Activities range from detailed calculations of the predictions of the Standard Model to a new plane of physical phenomena and the means to experimentally search for them. Incorporating Einstein’s theory of gravity and space-time geometry into a unified description of all the forces of nature and cosmology is a major area of study. This research provides new insights into the basic constituents of matter, the forces between them, and the origin of the universe.
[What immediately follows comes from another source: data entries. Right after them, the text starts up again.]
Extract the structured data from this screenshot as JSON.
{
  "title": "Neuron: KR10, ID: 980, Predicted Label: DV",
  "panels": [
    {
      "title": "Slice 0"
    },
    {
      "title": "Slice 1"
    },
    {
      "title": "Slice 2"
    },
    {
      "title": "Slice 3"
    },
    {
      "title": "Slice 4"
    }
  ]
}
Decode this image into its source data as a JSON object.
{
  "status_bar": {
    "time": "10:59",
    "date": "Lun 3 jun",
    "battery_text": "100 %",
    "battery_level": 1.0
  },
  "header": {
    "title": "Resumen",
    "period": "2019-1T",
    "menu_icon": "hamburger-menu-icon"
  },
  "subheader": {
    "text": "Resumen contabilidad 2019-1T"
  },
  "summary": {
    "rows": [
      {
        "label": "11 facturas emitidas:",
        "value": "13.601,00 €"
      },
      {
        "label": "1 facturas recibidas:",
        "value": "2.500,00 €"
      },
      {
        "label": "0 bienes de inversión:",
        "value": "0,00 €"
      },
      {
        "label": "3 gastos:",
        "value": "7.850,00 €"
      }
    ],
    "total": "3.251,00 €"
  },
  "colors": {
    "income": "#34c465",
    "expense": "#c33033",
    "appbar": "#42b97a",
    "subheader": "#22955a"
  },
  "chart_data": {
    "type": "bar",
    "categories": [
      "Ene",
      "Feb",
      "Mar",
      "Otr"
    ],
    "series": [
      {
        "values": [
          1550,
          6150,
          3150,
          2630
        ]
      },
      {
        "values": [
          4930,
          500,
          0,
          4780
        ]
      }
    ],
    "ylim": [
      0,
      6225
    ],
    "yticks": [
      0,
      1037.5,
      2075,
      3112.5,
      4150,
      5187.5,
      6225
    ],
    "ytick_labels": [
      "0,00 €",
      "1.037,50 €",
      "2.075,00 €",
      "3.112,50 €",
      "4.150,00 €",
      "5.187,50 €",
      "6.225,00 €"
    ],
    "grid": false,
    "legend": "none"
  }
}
In the laboratory, theoretical physicists work very closely with experimentalists. Working on many aspects of the mathematical framework of particle physics, theorists often guide the choice and direction of experimental topics at accelerators like the Tevatron and the Large Hadron Collider. Experimental results, in turn, provide new information about how the world works and stimulate the development of new and improved theoretical ideas.
Supporting Information
Exploring the energy frontier
What are the building blocks of matter, and where do they come from? Are there more dimensions of space than the three known to our everyday senses? What happened right after the Big Bang? Fundamental questions like these drew Rakhi Mahbubani, a postdoctoral researcher in Fermilab’s Theory Department, into the field of particle physics.
Now Mahbubani develops models of high energy physics and looks for ways to explore them on the energy frontier at Fermilab’s Tevatron and CERN’s Large Hadron Collider. She searches for clues of the Higgs boson and extra dimensions both at the Tevatron and the LHC. “Could we see signals of these new models at the Tevatron? If not, might we see them at the LHC? These are the questions that I try to answer, ” she says. Mahbubani also collaborates with experimentalists on the CDF and DZero experiments at Fermilab
Mahbubani earned her PhD in physics at Harvard University. She has a MSci in physics from the University of Bristol in England.